E’ il punto di vista del P. Paolo Berti, cappuccino, consegnato al portale In Terris. Il tema in questione riguarda la disciplina dei sacramenti soprattutto per i divorziati risposati. Il padre però specifica subito: «il punto preciso posto dalla nota (329) è che “molti, conoscendo e accettando la possibilità di convivere “come fratello e sorella” che la Chiesa offre loro, rilevano che se mancano alcune espressioni di intimità, non è raro che la fedeltà sia messa in pericolo e possa venir compromesso il bene dei figli”. A ciò si risponde che, se si accetta di vivere da fratello e sorella, le cadute, data la debolezza umana, potranno esserci, ma devono restare tali, e non possono essere trasformate nella linea da percorrere.

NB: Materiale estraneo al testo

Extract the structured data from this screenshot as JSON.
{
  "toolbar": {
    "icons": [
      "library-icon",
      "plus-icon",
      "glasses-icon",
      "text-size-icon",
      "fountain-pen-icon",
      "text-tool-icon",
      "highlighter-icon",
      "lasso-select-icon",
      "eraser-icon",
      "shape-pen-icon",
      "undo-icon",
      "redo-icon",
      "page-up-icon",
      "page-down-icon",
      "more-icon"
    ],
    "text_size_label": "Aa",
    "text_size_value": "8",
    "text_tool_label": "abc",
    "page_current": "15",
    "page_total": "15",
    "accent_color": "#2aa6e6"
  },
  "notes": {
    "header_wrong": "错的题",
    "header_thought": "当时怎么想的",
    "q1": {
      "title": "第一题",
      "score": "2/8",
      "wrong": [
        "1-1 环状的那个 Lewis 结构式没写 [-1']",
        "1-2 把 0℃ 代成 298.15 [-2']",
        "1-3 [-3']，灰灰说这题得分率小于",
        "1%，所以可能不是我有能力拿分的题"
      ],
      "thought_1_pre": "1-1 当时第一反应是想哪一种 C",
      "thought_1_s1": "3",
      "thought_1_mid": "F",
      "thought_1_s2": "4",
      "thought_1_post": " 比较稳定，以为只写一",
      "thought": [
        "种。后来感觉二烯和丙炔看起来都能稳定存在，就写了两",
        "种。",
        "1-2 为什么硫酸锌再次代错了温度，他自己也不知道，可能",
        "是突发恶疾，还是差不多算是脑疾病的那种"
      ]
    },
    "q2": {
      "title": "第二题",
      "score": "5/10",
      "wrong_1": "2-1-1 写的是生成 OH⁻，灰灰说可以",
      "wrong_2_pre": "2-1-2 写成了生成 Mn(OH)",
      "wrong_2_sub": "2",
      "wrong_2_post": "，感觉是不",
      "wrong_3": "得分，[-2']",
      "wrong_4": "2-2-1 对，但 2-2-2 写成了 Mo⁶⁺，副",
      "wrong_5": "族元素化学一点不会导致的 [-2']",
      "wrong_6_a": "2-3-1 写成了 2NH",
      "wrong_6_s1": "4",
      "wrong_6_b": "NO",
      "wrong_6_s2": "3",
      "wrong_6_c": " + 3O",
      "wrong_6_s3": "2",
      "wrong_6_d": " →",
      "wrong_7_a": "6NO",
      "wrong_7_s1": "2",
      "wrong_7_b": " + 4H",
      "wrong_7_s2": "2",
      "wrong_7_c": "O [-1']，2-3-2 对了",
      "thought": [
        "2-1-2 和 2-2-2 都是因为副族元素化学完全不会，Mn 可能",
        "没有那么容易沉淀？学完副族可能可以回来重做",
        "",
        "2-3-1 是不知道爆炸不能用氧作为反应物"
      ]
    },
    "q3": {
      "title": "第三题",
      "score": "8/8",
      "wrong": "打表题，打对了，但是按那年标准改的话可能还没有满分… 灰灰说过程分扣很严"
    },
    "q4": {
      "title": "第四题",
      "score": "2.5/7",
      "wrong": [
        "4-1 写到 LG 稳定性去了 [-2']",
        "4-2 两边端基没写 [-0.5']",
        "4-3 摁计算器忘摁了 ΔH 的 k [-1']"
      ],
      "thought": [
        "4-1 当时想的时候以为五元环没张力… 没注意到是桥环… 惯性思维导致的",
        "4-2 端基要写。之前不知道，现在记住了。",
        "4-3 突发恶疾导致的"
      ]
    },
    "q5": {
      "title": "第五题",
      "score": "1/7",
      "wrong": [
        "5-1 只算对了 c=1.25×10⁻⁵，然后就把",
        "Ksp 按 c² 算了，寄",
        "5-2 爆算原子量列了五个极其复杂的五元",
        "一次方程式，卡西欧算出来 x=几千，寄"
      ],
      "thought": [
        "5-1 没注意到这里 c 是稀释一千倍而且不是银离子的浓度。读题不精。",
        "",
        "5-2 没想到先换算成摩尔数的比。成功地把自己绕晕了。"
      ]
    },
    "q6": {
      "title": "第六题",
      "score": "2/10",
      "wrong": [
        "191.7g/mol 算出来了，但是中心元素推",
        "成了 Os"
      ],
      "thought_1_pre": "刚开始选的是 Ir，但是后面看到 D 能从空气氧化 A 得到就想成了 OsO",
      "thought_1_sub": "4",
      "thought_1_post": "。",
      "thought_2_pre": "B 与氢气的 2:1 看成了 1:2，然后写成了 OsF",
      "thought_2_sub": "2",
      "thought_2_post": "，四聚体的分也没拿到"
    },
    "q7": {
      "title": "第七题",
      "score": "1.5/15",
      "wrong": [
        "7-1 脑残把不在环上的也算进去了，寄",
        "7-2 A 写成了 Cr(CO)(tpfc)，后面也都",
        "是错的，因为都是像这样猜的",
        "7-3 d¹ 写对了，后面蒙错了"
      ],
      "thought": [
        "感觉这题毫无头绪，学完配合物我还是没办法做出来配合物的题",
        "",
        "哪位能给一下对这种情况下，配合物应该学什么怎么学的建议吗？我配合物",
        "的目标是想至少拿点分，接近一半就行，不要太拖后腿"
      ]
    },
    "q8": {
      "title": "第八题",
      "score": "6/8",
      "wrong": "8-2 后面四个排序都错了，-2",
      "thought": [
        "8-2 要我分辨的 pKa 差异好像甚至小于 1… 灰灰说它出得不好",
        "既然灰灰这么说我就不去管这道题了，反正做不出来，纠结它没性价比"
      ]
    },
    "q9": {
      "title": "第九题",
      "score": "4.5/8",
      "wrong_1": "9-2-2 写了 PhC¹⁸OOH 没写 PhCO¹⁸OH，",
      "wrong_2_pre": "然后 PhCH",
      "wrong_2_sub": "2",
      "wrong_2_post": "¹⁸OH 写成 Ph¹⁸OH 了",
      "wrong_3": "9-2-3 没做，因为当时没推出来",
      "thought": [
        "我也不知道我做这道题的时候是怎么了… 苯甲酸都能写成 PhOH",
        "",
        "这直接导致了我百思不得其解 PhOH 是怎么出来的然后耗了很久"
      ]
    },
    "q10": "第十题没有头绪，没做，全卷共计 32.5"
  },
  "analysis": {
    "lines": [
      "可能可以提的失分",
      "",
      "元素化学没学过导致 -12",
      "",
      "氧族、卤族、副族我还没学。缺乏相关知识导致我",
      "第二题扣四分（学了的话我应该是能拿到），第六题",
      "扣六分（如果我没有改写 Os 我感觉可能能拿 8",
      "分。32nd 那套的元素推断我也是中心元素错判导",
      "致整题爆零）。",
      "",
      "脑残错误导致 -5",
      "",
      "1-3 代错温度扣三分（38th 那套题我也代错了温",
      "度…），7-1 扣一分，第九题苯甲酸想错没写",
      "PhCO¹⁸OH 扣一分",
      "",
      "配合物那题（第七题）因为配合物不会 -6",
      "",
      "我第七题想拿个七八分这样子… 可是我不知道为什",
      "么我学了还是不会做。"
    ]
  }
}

Inoltre, è pur possibile con l’aiuto della grazia, una vita arricchente, anche affettivamente, tra uomo e donna, nella castità; e tale arricchimento indubbiamente si riversa sugli eventuali figli avuti. La croce non mancherà a nessuno, neppure a noi sacerdoti, ma se accettata sarà vittoria in Cristo».

Particolarmente interessante poi è la seguente considerazione del Padre cappuccino, dove si fa riferimento alla imputabilità soggettiva e agli elementi di oggettività validi per la verifica del confessore.

«Presentando il vivere da fratello e sorella, ci possono essere difficoltà, e non si deve misconoscere che ci vuole un cammino per arrivarci, e con ciò avere accesso alla Confessione e all’Eucaristia. L’approdo alla decisione sincera di vivere da amici, potrà conoscere dei momenti di cedimento, data la fragilità umana, ma tali momenti di cedimento saranno portati alla Confessione, dove di certo non ci sarà nessuno che voglia aggiungere pietre pesanti alla navicella facendola del tutto affondare, ma che vuole togliere, con amore pastorale, quelle pietre che la rendono pesante nel procedere. Vero è che ci sono situazioni oggettive di peccato, che soggettivamente non lo sono, per condizionamenti, fragilità psicologiche, ignoranze, ma è pur vero che tale situazione di non colpa soggettiva, di foro interno, non può essere percepita dal confessore: una speciale ispirazione dovrebbe anch’essa avere qualcosa di oggettivo su cui verificarsi, ma l’Amoris Laetitia non ne dà».